Sorry, you need to enable JavaScript to visit this website.

Non-existent Device Mapper Volumes Causing I/O Errors?

Homer's picture

A couple of days ago I started getting these errors whenever I ran anything that scanned for logical volumes (Linux LVM2):

Buffer I/O error on device dm-6, logical block 0
Buffer I/O error on device dm-7, logical block 0
Buffer I/O error on device dm-8, logical block 0
Buffer I/O error on device dm-9, logical block 0

My first reaction was panic, as I initially believed my HDD was failing, but after some investigation I realised that the above devices simply didn't exist.

Yes, that is strange. Why would device mapper suddenly think there were devices there that ... well, weren't?

I had a look in the /sys/block/ directory, and sure enough there were entries for dm-6; dm-7; dm-8 and dm-9, but looking in their respective slaves/ directory revealed the problem ... the soft links to the actual block devices were broken. Broken links to non-existent device nodes? It gets stranger.

So then I thought I'd just try to delete those broken links, after all they pointed to non-existent hardware (for some reason that hadn't yet occurred to me), but alas the /sys/ directory is read-only, even for root. Hmm, what now?

Then I suddenly remembered that a couple of days previously I'd inserted a USB thumb-drive, copied some files off it, then unplugged it.
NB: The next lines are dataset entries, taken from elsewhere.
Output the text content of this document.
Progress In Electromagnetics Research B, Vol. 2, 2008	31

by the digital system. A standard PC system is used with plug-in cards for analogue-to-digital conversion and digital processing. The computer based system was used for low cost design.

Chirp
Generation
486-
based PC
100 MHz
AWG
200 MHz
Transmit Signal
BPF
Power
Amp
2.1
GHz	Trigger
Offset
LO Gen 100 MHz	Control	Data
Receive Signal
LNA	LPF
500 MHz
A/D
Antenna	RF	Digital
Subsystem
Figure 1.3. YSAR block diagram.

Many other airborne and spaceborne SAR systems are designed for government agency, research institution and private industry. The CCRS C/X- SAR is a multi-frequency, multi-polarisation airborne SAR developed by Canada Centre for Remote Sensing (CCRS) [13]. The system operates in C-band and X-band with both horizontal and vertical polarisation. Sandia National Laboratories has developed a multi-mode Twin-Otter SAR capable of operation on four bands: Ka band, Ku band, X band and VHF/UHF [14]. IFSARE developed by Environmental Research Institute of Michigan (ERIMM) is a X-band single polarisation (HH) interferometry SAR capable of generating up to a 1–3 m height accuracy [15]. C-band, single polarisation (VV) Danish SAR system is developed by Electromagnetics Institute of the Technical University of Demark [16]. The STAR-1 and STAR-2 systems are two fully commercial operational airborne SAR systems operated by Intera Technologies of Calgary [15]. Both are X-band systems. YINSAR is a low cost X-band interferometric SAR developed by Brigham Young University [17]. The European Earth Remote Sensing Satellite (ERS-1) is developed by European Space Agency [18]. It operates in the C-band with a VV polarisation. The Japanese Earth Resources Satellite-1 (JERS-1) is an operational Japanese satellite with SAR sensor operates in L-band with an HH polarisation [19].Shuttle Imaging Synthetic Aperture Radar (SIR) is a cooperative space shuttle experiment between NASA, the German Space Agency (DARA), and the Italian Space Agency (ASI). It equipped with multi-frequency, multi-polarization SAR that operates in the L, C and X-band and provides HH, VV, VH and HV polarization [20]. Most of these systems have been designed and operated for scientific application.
I did make sure that I'd unmounted it first, but I'd completely forgotten that logical volumes need to be explicitly deactivated first (using "lvm vgchange -an {volume group}"), before you remove them, and I hadn't done that.

Oops.

Unfortunately the lvm command simply returned a "device busy" error, so I found myself back at square one.

Although the error messages were not fatal, since no actual hardware was damaged, and no data loss was likely, it was still very annoying to see these Buffer I/O error messages every time I did anything related to LVM. Rebooting would have fixed the problem of course, but I'm deeply averse to utilising Windows-style solutions on Linux systems that should be repairable without rebooting. Also, this is a server, and I hated the thought of losing uptime, and having to restart everything and check all the services were working properly, just to solve some stupid "non-existent logical volumes" problem.

Sigh! It looked like I'd have to solve this problem the really old-fashioned way ... by going back to RTFM, or in my case several FMs.

Some time later...

I'd never played around with device mapper using the dmsetup command directly before, since I'd never needed to use anything other than the higher level vg* and lv* commands, but there's a first time for everything, I suppose, and this was one of those times.

Apparently, stubborn device mapper entries can be forcibly removed using the "dmsetup remove {logical volume}" command, and that exactly what I did. In order to discover the errant volume names, I first ran "dmsetup info" and compared that with the actual devices present on the system. It was immediately obvious which devices were the orphaned ones (there were four in total), so one at a time I ran "dmsetup remove {logical volume}" to get rid of them, and ... finally the problem was solved.

At last!

Well that'll teach me to RTFM before I start messing around with something new again, although frankly I think there should be a simpler way of handling removable devices that happen to have LVM volumes on them.

Maybe I should start a bugzilla entry...

Anyway, I hope someone finds this info useful, and saves them from the panic and frustration I endured.